National Review Online
Monday, July 10, 2017
On Sunday morning, President Trump, home from the G20
Summit in Germany, announced on Twitter that “it is time to move forward in
working constructively with Russia!” If the president’s meeting with Vladimir
Putin over the weekend is any indication, that’s good news for the Kremlin and
bad news for the U.S.
Trump’s first face-to-face encounter with Putin since
becoming president was less an attempt to press American interests with an
adversary than to gin up a diplomatic “bromance,” à la Canada’s Justin Trudeau
and France’s Emmanuel Macron, or Israel’s Benjamin Netanyahu and Indian prime
minister Narendra Modi.
According to Secretary of State Rex Tillerson, “there was
a very clear positive chemistry” between Trump and Putin, and “they connected
very quickly.” Indeed, Tillerson’s readout of the meeting was a veritable
symphony of whistling past the graveyard on nearly every issue of importance:
The two leaders “acknowledged the challenges of cyber threats and interference
in the democratic processes of the United States and other countries,” for
example, and “agreed to explore creating a framework around which the two
countries can work together to better understand how to deal with these cyber
threats.” President Trump suggested on Twitter that they “discussed forming an
impenetrable Cyber Security unit” — a fox-guarding-the-henhouse solution if
ever there was one. (The president seemed to back off the idea in a later tweet
Sunday evening.) They also chatted about Syria, where, according to Tillerson,
American and Russian “objectives are exactly the same.”

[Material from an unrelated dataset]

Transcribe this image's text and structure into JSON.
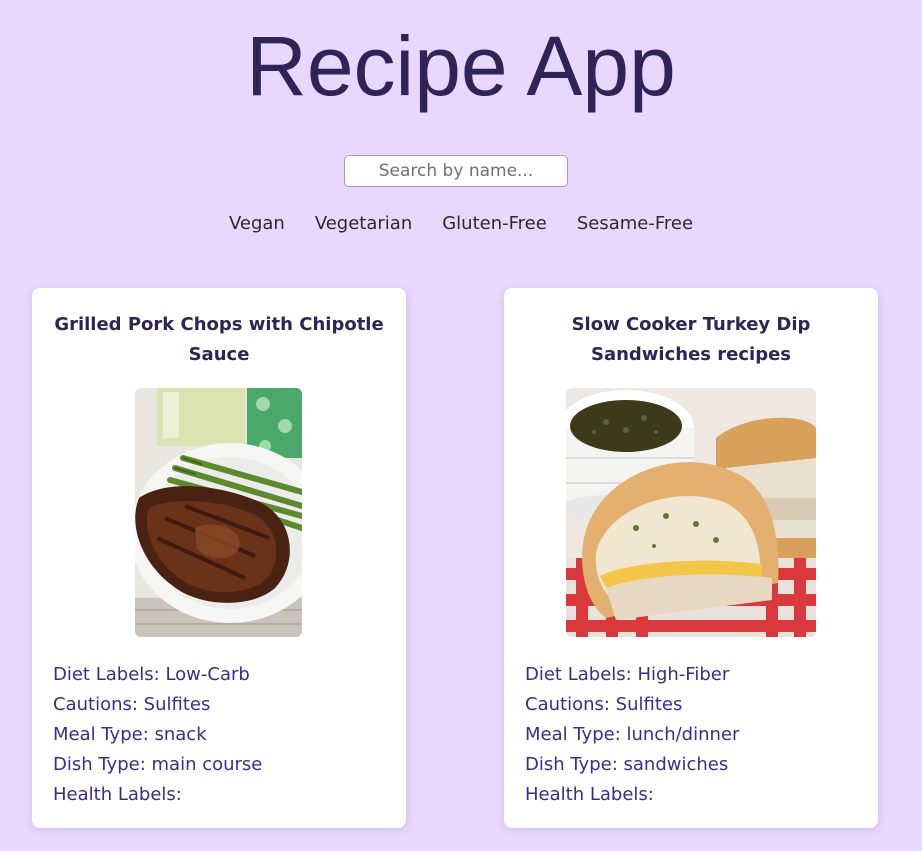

The above is so much nonsense, but it’s clear that the
president and his team have decided that an attempt at affectionate relations is worth the cost — namely, allowing the
Kremlin to get off relatively cost-free after it attempted to influence the
2016 presidential election and as it continues to prop up the murderous Assad
regime in Syria.
George W. Bush and Barack Obama both thought that they
could establish friendly relations with Russia’s authoritarian leader. Both
presidents eventually adopted a more antagonistic line — President Obama spent
the final days of his presidency expelling Russian spies from the country. The
simple fact is that Vladimir Putin is a cold-eyed cynic willing to ruthlessly
pursue the expansion of his, and Russia’s, power, whether that means exporting
arms to terrorists in the Middle East or assassinating dissidents and
journalists at home. Putin’s thuggery and the failure of the optimistic
approach of the last 16 years are plain to see. Nonetheless, Donald Trump seems
bent on repeating the mistakes of his predecessors, and with even less reason
to have illusions about the Russian leader.
What is needed, obviously, is a clear-eyed view of
Vladimir Putin and his aims. The president is not incapable of this. He seems
to be sobering up to the facts about President Xi Jinping in China; after a
warm meeting with him in Mar-a-Lago, Trump is, predictably, finding Xi much
less helpful than advertised when it comes to, among other issues, the lunatic
regime in North Korea.
On cybersecurity, a more realistic view means recognizing
that Russia is not interested in an alliance against other nefarious actors; it
means recognizing that Russia is one of the nefarious actors, and that any
realistic cybersecurity strategy will involve hardening our defenses against
Russian threats, which are coming thick and fast not only against government
servers but also against the digital infrastructure of major American
businesses.
In this regard, it’s critical that the United States not
dismiss Russia’s election-related hacking with a shrug. American intelligence agencies
agree that Russia waged a hostile cyber offensive against the United States in
the run-up to last year’s election, and a January report from the director of
national intelligence warned that “Moscow will apply lessons learned from its
Putin-ordered campaign aimed at the U.S. presidential election to future
influence efforts worldwide, including against U.S. allies and their election
processes.” Ensuring that that does not happen means punishing Russia severely
for last year’s adventurism.
The White House reportedly has flirted with the idea of
lifting the sanctions imposed by the Obama administration late last year. That
would be a mistake. The Senate agrees. That chamber recently passed, nearly
unanimously, a robust sanctions package that would codify President Obama’s
sanctions and expand them, taking direct aim at Russia’s (intertwined) defense
and energy sectors. The House should pass and the president should sign that
bill in the strongest possible form.
As for Syria, Russia is not leaving anytime soon — since
Obama’s failure to enforce his “red line” allowed Putin to establish a foothold
and flex his muscle in the Middle East. But this does not mean that the U.S.
should play the patsy time and again, which was the Obama policy. The U.S. must
work with allied forces to hold as much territory as possible to establish a
position of strength, with the ultimate goal of negotiating a decent peace and
probable de facto partition.
President Trump has said that his foreign policy will be
based on “principled realism.” This weekend’s meeting makes clear that that his
approach to Russia is in urgent need of more principle and more realism, both.